The elite Air Force pilots flying at high altitudes increase their risks for developing brain lesions, according to a new study, although no permanent neurocognitive defects or memory decline have been documented at this point.
The study, led by researchers from the U.S. Air Force School of Aerospace Medicine and the University of Texas in San Antonio, was published recently in the journal Neurology.1
For the study, 102 U-2 U.S. Air Force pilots between the ages of 26 and 50 underwent magnetic resonance imaging (MRI) brain scans. The pilots, who don pressurized suits to fly on missions around 70,000 feet, then were matched by age, education and health status with 91 non-pilots whose brains also were MRI-scanned.
The scans measured the amount of white matter hyperintensities (WMH), or tiny brain lesions associated with memory decline in other neurological diseases. Researchers found that U-2 pilots demonstrated an increase in volume (394%; p = 0.004) and number (295%; p < 0.001) of WMH. The lesions also were more uniformly distributed throughout the brains of the U-2 pilots compared with mainly frontal distribution in the control participants, they added.
“Pilots who fly at altitudes above 18,000 feet are at risk for decompression sickness, a condition where gas or atmospheric pressure reaches lower levels than those within body tissues and forms bubbles,” explained lead author Stephen McGuire, MD, of the U.S. Air Force School of Aerospace Medicine and the University of Texas in San Antonio. “The risk for decompression sickness among Air Force pilots has tripled from 2006, probably due to more frequent and longer periods of exposure for pilots. To date, however, we have been unable to demonstrate any permanent clinical neurocognitive or memory decline.”

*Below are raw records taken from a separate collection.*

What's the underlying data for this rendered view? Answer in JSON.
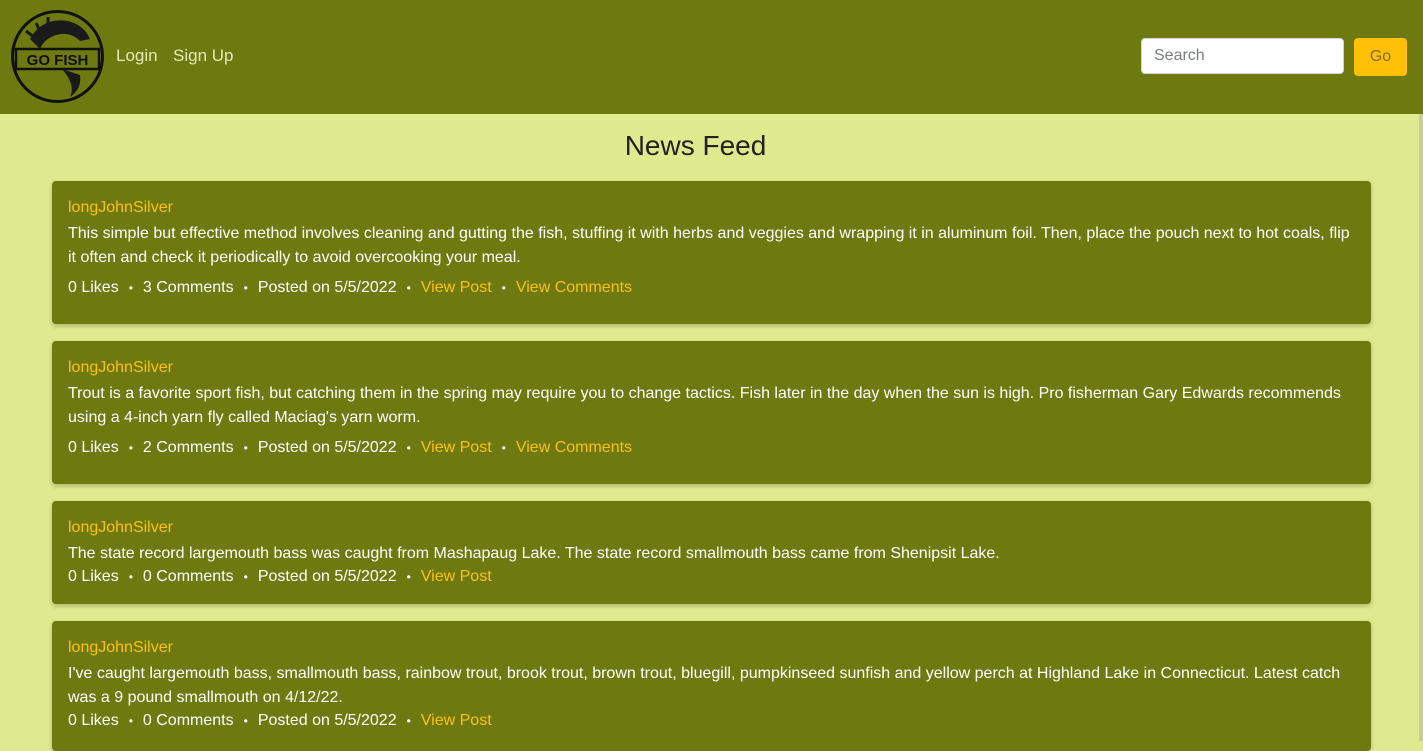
{
  "brand": {
    "logo_text": "GO FISH"
  },
  "nav": {
    "login": "Login",
    "signup": "Sign Up"
  },
  "search": {
    "placeholder": "Search",
    "button": "Go"
  },
  "page": {
    "title": "News Feed"
  },
  "common": {
    "view_post": "View Post",
    "view_comments": "View Comments",
    "separator": "•"
  },
  "posts": [
    {
      "author": "longJohnSilver",
      "body": "This simple but effective method involves cleaning and gutting the fish, stuffing it with herbs and veggies and wrapping it in aluminum foil. Then, place the pouch next to hot coals, flip it often and check it periodically to avoid overcooking your meal.",
      "likes": "0 Likes",
      "comments": "3 Comments",
      "posted": "Posted on 5/5/2022"
    },
    {
      "author": "longJohnSilver",
      "body": "Trout is a favorite sport fish, but catching them in the spring may require you to change tactics. Fish later in the day when the sun is high. Pro fisherman Gary Edwards recommends using a 4-inch yarn fly called Maciag's yarn worm.",
      "likes": "0 Likes",
      "comments": "2 Comments",
      "posted": "Posted on 5/5/2022"
    },
    {
      "author": "longJohnSilver",
      "body": "The state record largemouth bass was caught from Mashapaug Lake. The state record smallmouth bass came from Shenipsit Lake.",
      "likes": "0 Likes",
      "comments": "0 Comments",
      "posted": "Posted on 5/5/2022"
    },
    {
      "author": "longJohnSilver",
      "body": "I've caught largemouth bass, smallmouth bass, rainbow trout, brook trout, brown trout, bluegill, pumpkinseed sunfish and yellow perch at Highland Lake in Connecticut. Latest catch was a 9 pound smallmouth on 4/12/22.",
      "likes": "0 Likes",
      "comments": "0 Comments",
      "posted": "Posted on 5/5/2022"
    }
  ],
  "colors": {
    "navbar": "#6e7a10",
    "background": "#dfe98d",
    "accent": "#ffc107",
    "card": "#6e7a10"
  }
}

Slowed thought processes, confusion, unresponsiveness and permanent memory loss have been documented with decompression sickness. The greater volume and number of brain lesions in the pilots compared with the nonpilots did not vary based on a history of decompression sickness symptoms, however, according to the report.
Increase in Lesions
“Pilots with occupational exposure to hypobaria showed a significant increase in WMH lesion volume and number,” the authors wrote. “Unlike the healthy controls with predominantly WMH in the frontal white matter, WMH in pilots were more uniformly distributed throughout the brain. This is consistent with our hypothesized pattern of damage produced by interaction between microemboli and cerebral tissue, leading to thrombosis, coagulation, inflammation, and/or activation of innate immune response, although further studies will be necessary to clarify the pathologic mechanisms responsible.”

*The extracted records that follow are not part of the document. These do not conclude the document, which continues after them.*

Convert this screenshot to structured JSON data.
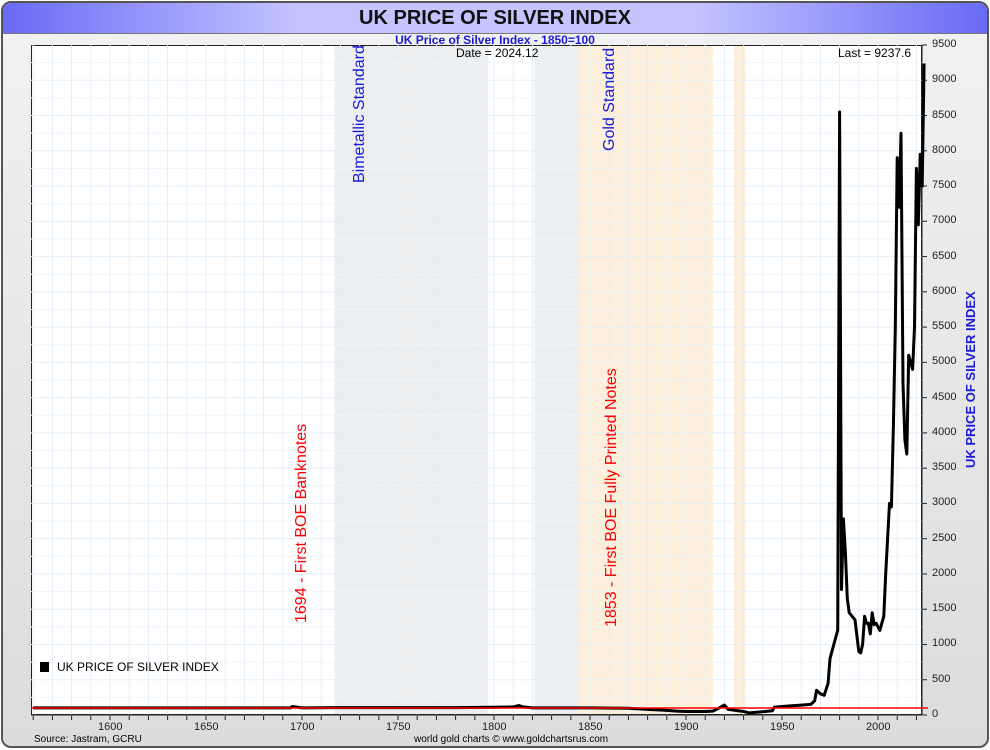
{
  "header": {
    "title": "UK PRICE OF SILVER INDEX",
    "subtitle": "UK Price of Silver Index - 1850=100"
  },
  "info": {
    "date": "Date = 2024.12",
    "last": "Last = 9237.6"
  },
  "footer": {
    "source": "Source: Jastram, GCRU",
    "credit": "world gold charts © www.goldchartsrus.com"
  },
  "annotations": {
    "banknotes": "1694 - First BOE Banknotes",
    "bimetallic": "Bimetallic Standard",
    "gold": "Gold Standard",
    "printed": "1853 - First BOE Fully Printed Notes"
  },
  "colors": {
    "line": "#000000",
    "baseline": "#ff0000",
    "gray_band": "#eceef0",
    "tan_band": "#fcf0dc",
    "axis_label": "#1a1ad8"
  },
  "chart_data": {
    "type": "line",
    "title": "UK PRICE OF SILVER INDEX",
    "ylabel": "UK PRICE OF SILVER INDEX",
    "xlim": [
      1559,
      2024.5
    ],
    "ylim": [
      0,
      9500
    ],
    "x_ticks": [
      1600,
      1650,
      1700,
      1750,
      1800,
      1850,
      1900,
      1950,
      2000
    ],
    "y_ticks": [
      0,
      500,
      1000,
      1500,
      2000,
      2500,
      3000,
      3500,
      4000,
      4500,
      5000,
      5500,
      6000,
      6500,
      7000,
      7500,
      8000,
      8500,
      9000,
      9500
    ],
    "grid": true,
    "legend": {
      "label": "UK PRICE OF SILVER INDEX",
      "placement": "bottom-left"
    },
    "baseline": 100,
    "bands": [
      {
        "from": 1717,
        "to": 1797,
        "kind": "gray"
      },
      {
        "from": 1821,
        "to": 1844,
        "kind": "gray"
      },
      {
        "from": 1844,
        "to": 1914,
        "kind": "tan"
      },
      {
        "from": 1925,
        "to": 1931,
        "kind": "tan"
      }
    ],
    "series": [
      {
        "name": "UK PRICE OF SILVER INDEX",
        "x": [
          1560,
          1600,
          1650,
          1694,
          1695,
          1700,
          1720,
          1750,
          1780,
          1800,
          1810,
          1813,
          1815,
          1820,
          1830,
          1850,
          1870,
          1880,
          1890,
          1895,
          1900,
          1910,
          1914,
          1918,
          1920,
          1922,
          1930,
          1933,
          1940,
          1945,
          1946,
          1950,
          1955,
          1960,
          1965,
          1967,
          1968,
          1970,
          1972,
          1974,
          1975,
          1977,
          1979,
          1980,
          1981,
          1982,
          1983,
          1984,
          1985,
          1988,
          1990,
          1991,
          1992,
          1993,
          1994,
          1995,
          1996,
          1997,
          1998,
          1999,
          2000,
          2001,
          2002,
          2003,
          2004,
          2005,
          2006,
          2007,
          2008,
          2009,
          2010,
          2011,
          2012,
          2013,
          2014,
          2015,
          2016,
          2017,
          2018,
          2019,
          2020,
          2021,
          2022,
          2023,
          2024
        ],
        "y": [
          100,
          100,
          100,
          100,
          120,
          100,
          105,
          105,
          105,
          110,
          115,
          135,
          115,
          100,
          100,
          100,
          95,
          80,
          65,
          55,
          50,
          50,
          55,
          110,
          140,
          80,
          50,
          30,
          45,
          60,
          110,
          120,
          130,
          140,
          150,
          200,
          350,
          300,
          280,
          450,
          800,
          1000,
          1200,
          8550,
          1780,
          2780,
          2300,
          1650,
          1450,
          1350,
          900,
          880,
          1000,
          1400,
          1300,
          1300,
          1150,
          1450,
          1280,
          1300,
          1250,
          1200,
          1300,
          1400,
          2000,
          2500,
          3000,
          2950,
          4100,
          5500,
          7900,
          7200,
          8250,
          4700,
          3900,
          3700,
          5100,
          5000,
          4900,
          5500,
          7750,
          6950,
          7950,
          7500,
          9237.6
        ]
      }
    ]
  }
}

A study published last year in the journal Aviation, Space, and Environmental Medicine documented the frequency of decompression sickness (DCS) in U-2 pilots from 1994 through 2010.2
Researchers from the 9th Medical Group, Beale Air Force Base, found 73 documented cases, showing an annual increase in recent years.
“Between 1994 and 2005, the number of annual cases ranged from 0-5; between 2006 and 2010, the number of annual cases increased to 6-10. Additionally, there was a trend toward more severe (neurologic and pulmonary) cases between 2006 and 2010 with 22 cases compared to 10 cases the preceding 12 years,” the authors wrote.
They also noted that, from 2006-2010, an increase in the average annual flight hours per pilot to meet wartime operational needs temporarily correlated with the increase in number and severity of decompression sickness cases.
The risk per flight rose from 0.076% from 1994-2005 to 0.23% from 2006-2010.
The report said the most common presentations of U-2 decompression sickness were joint pain (59%), mainly involving large joints, and generalized neurologic symptoms (44%).
“DCS remains prevalent among U-2 pilots. An increase in number and severity of cases correlated temporally with increased operational tempo of the U-2 squadron. Changes in cockpit pressurization and limiting the length and frequency of hypobaric exposure may reduce future incidence,” that study concluded.